What kind of information might researchers learn from the Twitter archive?

Some examples of the types of requests the Library has received indicate how researchers might use this archive to inform future scholarship:

* A master's student is interested in understanding the role of citizens in disruptive events. The student is focusing on real-time micro-blogging of terrorist attacks. The questions focus on the timeliness and accuracy of tweets during specified events. * A post-doctoral researcher is looking at the language used to spread information about charities' activities and solicitations via social media during and immediately following natural disasters. The questions focus on audience targets and effectiveness.

The Library has not yet provided researchers access to the archive. Currently, executing a single search of just the fixed 2006-2010 archive on the Library's systems could take 24 hours. This is an inadequate situation in which to begin offering access to researchers, as it so severely limits the number of possible searches.

The Library has assessed existing software and hardware solutions that divide and simultaneously search large data sets to reduce search time, so-called "distributed and parallel computing". To achieve a significant reduction of search time, however, would require an extensive infrastructure of hundreds if not thousands of servers. This is costprohibitive and impractical for a public institution.

Some private companies offer access to historic tweets but they are not the free, indexed and searchable access that would be of most value to legislative researchers and scholars. It is clear that technology to allow for scholarship access to large data sets is not nearly as advanced as the technology for creating and distributing that data. Even the private sector has not yet implemented cost-effective commercial solutions because of the complexity and resource requirements of such a task.

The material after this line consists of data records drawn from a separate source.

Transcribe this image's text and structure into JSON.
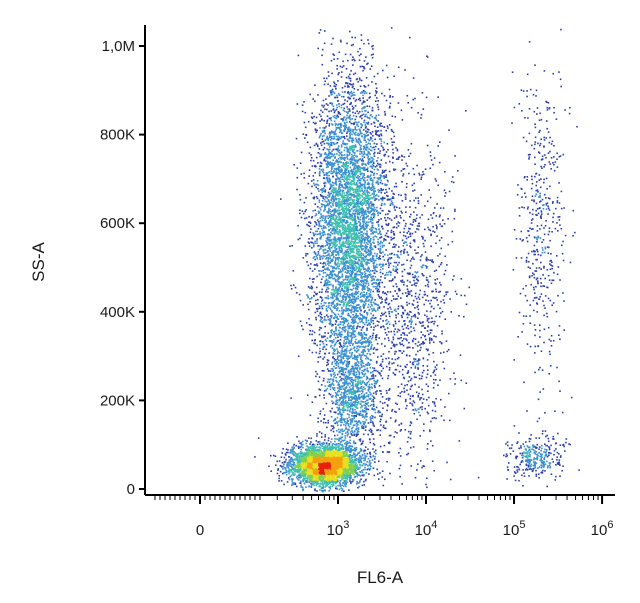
{
  "chart_data": {
    "type": "scatter",
    "style": "density dot plot (pseudocolor)",
    "xlabel": "FL6-A",
    "ylabel": "SS-A",
    "x_scale": "biexponential",
    "y_scale": "linear",
    "xlim": [
      -300,
      1000000
    ],
    "ylim": [
      0,
      1050000
    ],
    "x_ticks": [
      {
        "value": 0,
        "base": "0",
        "exp": ""
      },
      {
        "value": 1000,
        "base": "10",
        "exp": "3"
      },
      {
        "value": 10000,
        "base": "10",
        "exp": "4"
      },
      {
        "value": 100000,
        "base": "10",
        "exp": "5"
      },
      {
        "value": 1000000,
        "base": "10",
        "exp": "6"
      }
    ],
    "y_ticks": [
      {
        "value": 0,
        "label": "0"
      },
      {
        "value": 200000,
        "label": "200K"
      },
      {
        "value": 400000,
        "label": "400K"
      },
      {
        "value": 600000,
        "label": "600K"
      },
      {
        "value": 800000,
        "label": "800K"
      },
      {
        "value": 1000000,
        "label": "1,0M"
      }
    ],
    "grid": false,
    "color_scale": [
      "#2b3fae",
      "#3a8fd0",
      "#3fc0b0",
      "#7fd050",
      "#e8e020",
      "#f5a010",
      "#e82010"
    ],
    "populations": [
      {
        "x_center": 700,
        "y_center": 55000,
        "x_spread": 600,
        "y_spread": 22000,
        "events": 3500,
        "density": "high"
      },
      {
        "x_center": 1300,
        "y_center": 600000,
        "x_spread": 1400,
        "y_spread": 160000,
        "events": 5000,
        "density": "medium"
      },
      {
        "x_center": 1400,
        "y_center": 220000,
        "x_spread": 900,
        "y_spread": 80000,
        "events": 1200,
        "density": "medium"
      },
      {
        "x_center": 200000,
        "y_center": 600000,
        "x_spread": 90000,
        "y_spread": 180000,
        "events": 450,
        "density": "low"
      },
      {
        "x_center": 180000,
        "y_center": 75000,
        "x_spread": 120000,
        "y_spread": 25000,
        "events": 300,
        "density": "low"
      },
      {
        "x_center": 7000,
        "y_center": 420000,
        "x_spread": 8000,
        "y_spread": 200000,
        "events": 1000,
        "density": "low"
      }
    ]
  }
}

Twitter chief executive Dick Costolo this year announced that the company is working on providing Twitter users with access to all their own tweets. In a July 24 New York Times interview he also addressed the question of a search engine enabling access to all tweets, saying, "It's two different search problems. It's a different way of architecting search, going through all tweets of all time. You can't just put three engineers on it."5 In the near term, the Library is working to develop a basic level of access that can be implemented while archival access technologies catch up. The Library will consult with congressional researchers and scholars to inform this process. These efforts are ongoing and a priority for the Library. Potential scenarios include public-private partnerships and leveraging private sector investment and capacity.

Recently, senior Library officials met with Gnip senior management in Washington to explore the possibility of developing a research- and scholarship-focused interface to the archive using Gnip's existing historical Twitter product offerings.

The Library continues on a daily basis to build and preserve this important archive, with the expectation that it will be accessible to researchers on premises.

The Library is managing this collection in keeping with part of its mission to acquire, preserve and provide access to a universal collection of knowledge and the record of America's creativity for Congress and the American people. The Library looks forward to continued collaboration with the private sector and the research community as we continue to maintain and build the collection and work toward making this resource accessible for scholarship in a comprehensive, useful way.